THROANE - ULCERATE - AVERSIO HUMANITATIS - SELBST - CULTUS PROFANO - AKHLYS
Ce qui est plaisant pour un Scribe, c'est de parler de musique qu'il aime...première chose, et si, cerise sur le gâteau, ladite musique cherche a reculer quelque peu les frontières de la banalité pour jouer les défricheuses et nous sortir la tête de ce trou noir covidien dans lequel nous sommes en train de nous étioler sans espoir ce n'en n'est que mieux...Avec Debemur Morti, je ne prends pas de gros risques. Choisir le label de mon artiste black metal préféré, Vindsval, n'a rien d'une difficulté, puisque la bande à Phil ne sélectionne que les meilleurs parmi les meilleurs, et aussi les plus originaux ! Ainsi, nous allons ici retrouver non sans plaisir les folies de Dehn Sora et son Throane qui nous en revient pour un EP composé d'un titre pas piqué des vers, mais aussi les tortueux architectes du death metal cinglé, Ulcerate, et l'on ne s'arrête pas là messieurs dames, puisqu'au rayon black metal qui sonne pas comme les autres, on continue la route avec les espagnols d'Aversio Humanitatis, les vénézuéliens de Selbst, le duo américain Cultus Profano et son black metal classique noir de charbon et enfin Akhlys et leur black metal hypnotique. Que du bon, que du profond, que du spécial ! Car, voyez-vous, le scribe aime beaucoup le black metal, mais il écoute toutes sortes de musiques, et Debemur Morti c'est la crèmerie idéale pour moi : du black et du death, certes, mais toujours des groupes d'une grande originalité et d'une fiabilité underground totale ! So be it ! Hails to Debemur Morti !
Dehn Sora est un infatigable explorateur musical, doublé d'un artiste aux facettes multiples (on ne présente plus ses travaux graphiques pour Blut Aus Nord, Yeruselem et bien d'autres, si vous suivez le Scribe vous en avez déjà vu passer pas mal ! C'est ici son entité Throane qui est a l'honneur, et j'avais déjà dit tout le bien que je pensais du dernier album en date (si tu me crois pas tu trouveras le lien en bas de page). Throane, a l'instar de ce que peut faire Vindsval au travers de ses différents projets, est un OMNI (objet musical non identifié) qui concentre brillamment diverses influences musicales (dark ambient, Noise, Industriel, Doom, musique cinématographique) autour d'une base black metal.

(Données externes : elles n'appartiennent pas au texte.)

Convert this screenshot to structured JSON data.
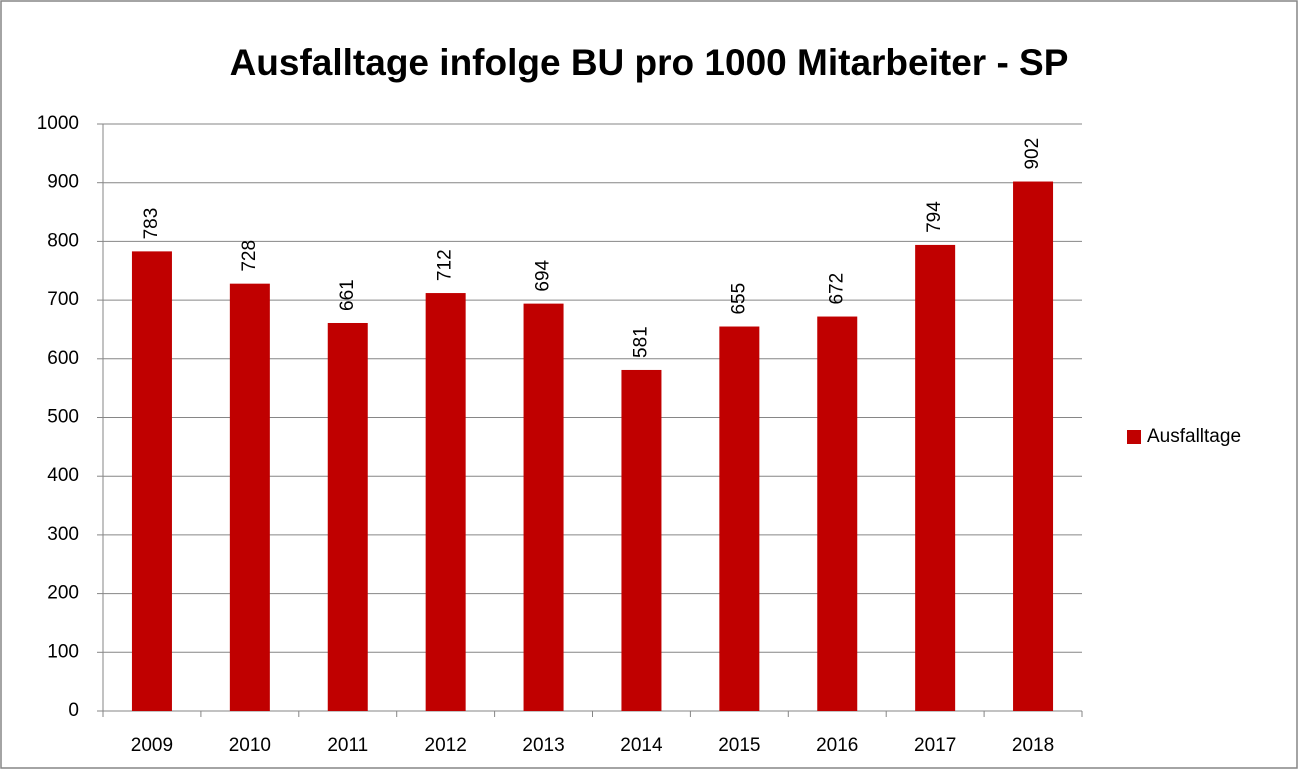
{
  "chart_data": {
    "type": "bar",
    "title": "Ausfalltage infolge BU pro 1000 Mitarbeiter - SP",
    "categories": [
      "2009",
      "2010",
      "2011",
      "2012",
      "2013",
      "2014",
      "2015",
      "2016",
      "2017",
      "2018"
    ],
    "series": [
      {
        "name": "Ausfalltage",
        "color": "#c00000",
        "values": [
          783,
          728,
          661,
          712,
          694,
          581,
          655,
          672,
          794,
          902
        ]
      }
    ],
    "ylim": [
      0,
      1000
    ],
    "yticks": [
      0,
      100,
      200,
      300,
      400,
      500,
      600,
      700,
      800,
      900,
      1000
    ],
    "grid": true,
    "legend": "right"
  }
}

Ici Dehn se livre a un exercice difficile, voire périlleux pour ceux qui n'en n'auraient pas les capacités, sortir un EP avec un seul long titre dessus. Autant, avec du génie, c'est l'éclate, autant, quand c'est foireux c'est foireux.Pour être tout a fait honnête avec vous, je n'avais pas beaucoup d'inquiétude avant d'écouter mon fichier audio promotionnel. Je connais les capacités de Dehn Sora, je sais de quoi il est capable. Dès la première minute le décor est planté : les riffs maladifs et cauchemardesques viennent nous sortir de notre rêverie pour nous trimbaler dans un monde digne de Freddy Krueger (eh ! j'avais rien demandé moi !) avec des décors d'acier crissant et de rouille mortifère.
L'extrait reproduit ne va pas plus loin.